After the Civil War, the federal government set conditions for the former Confederate states to be readmitted to the Union, beginning a period known as the Reconstruction. Chief among these was the requirement that those states had to ratify the 13th and 14th Amendments to the Constitution, which abolished slavery and guaranteed political rights for former slaves. The Reconstruction Acts of 1866 divided those states into five military districts occupied by federal troops.

Compromising a Contested Election

The 1876 presidential election pitted Republican Rutherford B. Hayes against Democrat Samuel J. Tilden. The electoral vote was too close to call, and three of the contested states -- Florida, Louisiana, and South Carolina -- were former Confederate states. Although they still had Republican-controlled electoral boards, Democrats had won state government offices, in part through campaigns of violence and fraud. In a series of secret negotiations, the southern Democrats agreed to approve Hayes as president provided he pull federal troops from the South and increase funding for infrastructure improvements in their states. This deal decided the election in Hayes' favor.

Democrats Regain Control

Northern Republicans and African-Americans largely controlled Reconstruction Era governments in the South. Whites rallied behind the Democratic Party, which promised a return of white control and supremacy. The Ku Klux Klan used violence and intimidation to assist southern Democrats in winning elections, and by the 1870s, most southern governments were controlled by members of the Democratic party. The withdrawal of federal troops from the South in 1877 enabled white southern Democrats to reverse many of the political and social gains African-Americans had realized during the Reconstruction. Then, in 1878, Congress passed a law forbidding federal troops from intervening to protect African-American voters from harassment and intimidation.

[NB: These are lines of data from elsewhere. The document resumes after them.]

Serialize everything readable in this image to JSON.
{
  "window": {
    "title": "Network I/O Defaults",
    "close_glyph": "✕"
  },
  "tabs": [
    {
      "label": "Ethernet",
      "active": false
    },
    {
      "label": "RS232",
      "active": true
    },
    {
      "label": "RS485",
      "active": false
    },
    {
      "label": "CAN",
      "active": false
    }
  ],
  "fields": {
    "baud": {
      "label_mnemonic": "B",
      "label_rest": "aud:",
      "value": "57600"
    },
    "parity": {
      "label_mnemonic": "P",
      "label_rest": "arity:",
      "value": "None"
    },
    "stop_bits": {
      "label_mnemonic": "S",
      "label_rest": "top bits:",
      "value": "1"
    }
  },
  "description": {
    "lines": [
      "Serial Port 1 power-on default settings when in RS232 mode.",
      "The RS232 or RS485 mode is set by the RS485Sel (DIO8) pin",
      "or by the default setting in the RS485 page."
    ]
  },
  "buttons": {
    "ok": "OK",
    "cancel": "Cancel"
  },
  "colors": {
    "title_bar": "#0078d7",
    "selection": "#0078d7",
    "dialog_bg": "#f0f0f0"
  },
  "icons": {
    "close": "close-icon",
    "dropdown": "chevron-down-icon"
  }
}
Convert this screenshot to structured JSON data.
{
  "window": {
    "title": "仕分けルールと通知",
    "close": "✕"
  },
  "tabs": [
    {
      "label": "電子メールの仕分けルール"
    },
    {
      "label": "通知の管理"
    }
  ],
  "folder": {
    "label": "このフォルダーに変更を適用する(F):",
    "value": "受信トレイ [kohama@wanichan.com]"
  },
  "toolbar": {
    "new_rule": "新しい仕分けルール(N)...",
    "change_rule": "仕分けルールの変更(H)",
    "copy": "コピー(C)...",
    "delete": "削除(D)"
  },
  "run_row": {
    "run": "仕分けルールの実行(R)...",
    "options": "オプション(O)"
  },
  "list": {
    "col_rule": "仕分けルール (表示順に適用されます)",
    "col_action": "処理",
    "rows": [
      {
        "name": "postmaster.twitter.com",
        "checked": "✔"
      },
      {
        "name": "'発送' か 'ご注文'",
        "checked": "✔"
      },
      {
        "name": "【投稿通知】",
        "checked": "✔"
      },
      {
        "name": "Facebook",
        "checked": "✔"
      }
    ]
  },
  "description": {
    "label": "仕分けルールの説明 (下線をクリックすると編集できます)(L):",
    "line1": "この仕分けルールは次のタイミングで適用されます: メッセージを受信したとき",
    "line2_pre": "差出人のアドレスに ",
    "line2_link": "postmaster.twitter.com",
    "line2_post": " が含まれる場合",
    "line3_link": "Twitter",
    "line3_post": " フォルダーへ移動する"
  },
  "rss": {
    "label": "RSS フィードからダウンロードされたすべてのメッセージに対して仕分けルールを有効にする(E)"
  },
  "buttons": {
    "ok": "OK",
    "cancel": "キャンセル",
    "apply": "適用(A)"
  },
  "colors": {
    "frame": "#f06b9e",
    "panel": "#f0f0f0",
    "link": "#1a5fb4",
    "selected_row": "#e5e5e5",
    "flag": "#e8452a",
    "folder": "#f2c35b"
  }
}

The Legacy of Reconstruction

Despite the roll-back of many measures that ensured racial equality in the South, the former-Confederate states benefited to some extent from Reconstruction. Southern state courts were reorganized and judicial procedures were improved. The first statewide public schools, state-run hospitals and asylums were established. Although most African-Americans worked as laborers on farms owned by whites, the first African-American institutions of higher learning were established. Former slaves became preachers, teachers and business owners. By 1880, around 20 percent of southern African-Americans owned property, according to the University of Houston's Digital History site.

The Rise of Jim Crow

Southern segregation of the races began soon after the Civil War ended. Although segregation was more flexible during Reconstruction, more rigid laws were passed after federal troops withdrew from the South. These laws, which became known as Jim Crow laws after the name of a minstrel from the 1800s, prohibited African-Americans from using the same facilities and services as whites. In 1875, Congress had passed a Civil Rights Act that made racial discrimination in public places, including hotels and trains, illegal. However, in 1883 the Supreme Court declared that law unconstitutional. The court reasoned that refusing to accommodate someone because of their race was not the same as slavery, and did not violate the constitutional amendments abolishing slavery. The decision paved the way for extensive legalized segregation in the South.